Coconut and chopped pieces of chocolate bars will also go down a treat.
What theme do you think would work well with a pavlova grazing board? I’d love to hear from you in the comments below.
3. The WOW factor
You really can create something wonderful quite easily with this dessert.
The combination of creamy white pavlova shells, chopped fruits and pots of whipped cream and other lovely things is absolutely tantalising.
Making a pavlova grazing board vs a traditional pavlova
For both a traditional pavlova and a grazing board, make the pavlova part the day before and then store it/them in the oven or an airtight container.
The grazing board or pavlova can then be made up just before serving.
It really is just a case of what your guests will enjoy more when it comes to deciding which option is the better one.
Whatever you decide, be sure to check out Nana Ling’s Traditional Pavlova Recipe, where I’ve covered all the tips on making perfect pavlova.
Pavlova Grazing Board
- Large tray or board
- Two small glass bowls
- A few serving spoons
- 4 egg whites
- 1 pinch salt
- 1 cup caster sugar
- 1 teaspoon vanilla essence
- 1 teaspoon white vinegar
- 600 ml thickened cream
- 1 tablespoon icing sugar
- 1/2 mango
- 3 passionfruit
- 1 punnet strawberries
- 1 peach
- 2 kiwifruit
- 10 cherries
- 3 sprigs fresh mint
- Preheat oven to 120 degrees celsius (fan-forced)
- Line a few baking trays with baking paper.
- Beat egg whites and salt on medium-high speed until the mixture forms soft peaks.
- Add sugar gradually while mixing on low speed. Then return to med-high speed and beat for another three minutes. The mixture should look thick and glossy – if it doesn't continue beating for another minute.

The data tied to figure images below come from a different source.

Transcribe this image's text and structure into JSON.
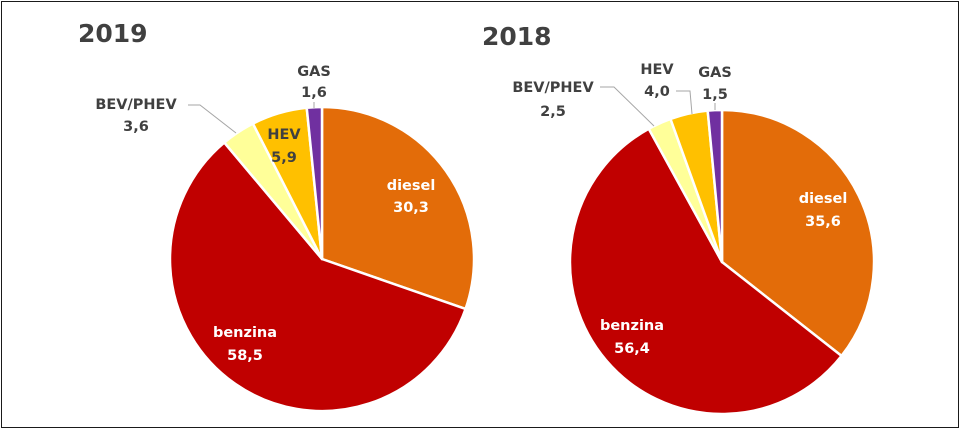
{
  "chart_data": [
    {
      "type": "pie",
      "title": "2019",
      "slices": [
        {
          "label": "diesel",
          "value": 30.3,
          "display": "30,3",
          "color": "#E36C09"
        },
        {
          "label": "benzina",
          "value": 58.5,
          "display": "58,5",
          "color": "#C00000"
        },
        {
          "label": "BEV/PHEV",
          "value": 3.6,
          "display": "3,6",
          "color": "#FFFF99"
        },
        {
          "label": "HEV",
          "value": 5.9,
          "display": "5,9",
          "color": "#FFC000"
        },
        {
          "label": "GAS",
          "value": 1.6,
          "display": "1,6",
          "color": "#7030A0"
        }
      ]
    },
    {
      "type": "pie",
      "title": "2018",
      "slices": [
        {
          "label": "diesel",
          "value": 35.6,
          "display": "35,6",
          "color": "#E36C09"
        },
        {
          "label": "benzina",
          "value": 56.4,
          "display": "56,4",
          "color": "#C00000"
        },
        {
          "label": "BEV/PHEV",
          "value": 2.5,
          "display": "2,5",
          "color": "#FFFF99"
        },
        {
          "label": "HEV",
          "value": 4.0,
          "display": "4,0",
          "color": "#FFC000"
        },
        {
          "label": "GAS",
          "value": 1.5,
          "display": "1,5",
          "color": "#7030A0"
        }
      ]
    }
  ]
}
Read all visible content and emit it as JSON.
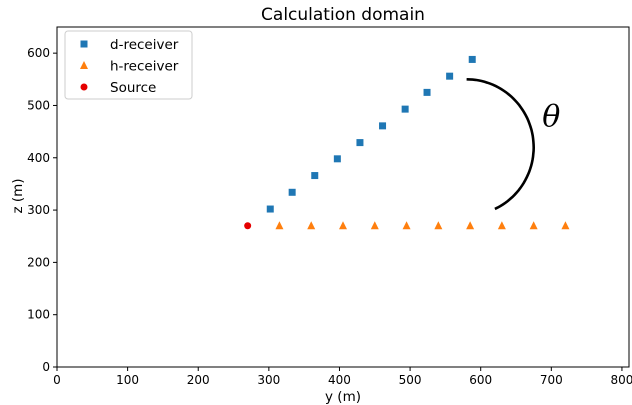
{
  "chart_data": {
    "type": "scatter",
    "title": "Calculation domain",
    "xlabel": "y (m)",
    "ylabel": "z (m)",
    "xlim": [
      0,
      810
    ],
    "ylim": [
      0,
      650
    ],
    "xticks": [
      0,
      100,
      200,
      300,
      400,
      500,
      600,
      700,
      800
    ],
    "yticks": [
      0,
      100,
      200,
      300,
      400,
      500,
      600
    ],
    "grid": false,
    "legend_position": "upper-left",
    "series": [
      {
        "name": "d-receiver",
        "marker": "square",
        "color": "#1f77b4",
        "points": [
          {
            "x": 302,
            "y": 302
          },
          {
            "x": 333,
            "y": 334
          },
          {
            "x": 365,
            "y": 366
          },
          {
            "x": 397,
            "y": 398
          },
          {
            "x": 429,
            "y": 429
          },
          {
            "x": 461,
            "y": 461
          },
          {
            "x": 493,
            "y": 493
          },
          {
            "x": 524,
            "y": 525
          },
          {
            "x": 556,
            "y": 556
          },
          {
            "x": 588,
            "y": 588
          }
        ]
      },
      {
        "name": "h-receiver",
        "marker": "triangle",
        "color": "#ff7f0e",
        "points": [
          {
            "x": 315,
            "y": 270
          },
          {
            "x": 360,
            "y": 270
          },
          {
            "x": 405,
            "y": 270
          },
          {
            "x": 450,
            "y": 270
          },
          {
            "x": 495,
            "y": 270
          },
          {
            "x": 540,
            "y": 270
          },
          {
            "x": 585,
            "y": 270
          },
          {
            "x": 630,
            "y": 270
          },
          {
            "x": 675,
            "y": 270
          },
          {
            "x": 720,
            "y": 270
          }
        ]
      },
      {
        "name": "Source",
        "marker": "circle",
        "color": "#e50000",
        "points": [
          {
            "x": 270,
            "y": 270
          }
        ]
      }
    ],
    "annotations": [
      {
        "type": "arc",
        "label": "θ",
        "center": {
          "x": 580,
          "y": 420
        },
        "radius_y": 95,
        "radius_z": 130,
        "start_deg": 90,
        "end_deg": -65,
        "label_position": {
          "x": 700,
          "y": 460
        }
      }
    ]
  }
}
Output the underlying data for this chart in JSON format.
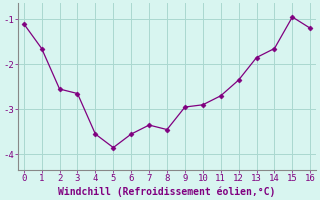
{
  "x": [
    0,
    1,
    2,
    3,
    4,
    5,
    6,
    7,
    8,
    9,
    10,
    11,
    12,
    13,
    14,
    15,
    16
  ],
  "y": [
    -1.1,
    -1.65,
    -2.55,
    -2.65,
    -3.55,
    -3.85,
    -3.55,
    -3.35,
    -3.45,
    -2.95,
    -2.9,
    -2.7,
    -2.35,
    -1.85,
    -1.65,
    -0.95,
    -1.2
  ],
  "line_color": "#800080",
  "marker": "D",
  "marker_color": "#800080",
  "background_color": "#d8f5f0",
  "grid_color": "#aad8d0",
  "xlabel": "Windchill (Refroidissement éolien,°C)",
  "xlabel_color": "#800080",
  "tick_color": "#800080",
  "spine_color": "#888888",
  "ylabel_ticks": [
    -4,
    -3,
    -2,
    -1
  ],
  "xlim": [
    -0.3,
    16.3
  ],
  "ylim": [
    -4.35,
    -0.65
  ],
  "figsize": [
    3.2,
    2.0
  ],
  "dpi": 100
}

- Return mixture to low speed and add vanilla essence and vinegar. Mix until combined.
- Spoon mixture onto trays to create 8 separate mini pavlova shells. Flatten and shape each shell slightly so you have circles of about 8-10cm in diameter.
- Turn oven down to 100 degrees celsius (fan-forced) and place trays in oven. Cook for 40 minutes and then turn oven off. DO NOT open the oven door. Leave the pavlovas to cool in the oven for at least a few hours, preferably half a day.
- Once completely cool, remove from the oven.
- To make the whipped cream, simply combine the cream and icing sugar and the beat until peaks form. Place in one of the small bowls.
- Cut fruit to your liking (and substitute other fruits if you prefer banana, figs, blueberries or something else) and place chopped strawberries in the other small bowl.
- Place pavlova shells, fruit and mint on the tray or board, using a little creativity to make your pavlova grazing board truly special.
Wednesday 26th of February 2020
This is the same as my family recipe. Love it!
Thursday 5th of March 2020
Wonderful, Maree! I love this recipe. Once I discovered it, it became my new go-to pavlova recipe.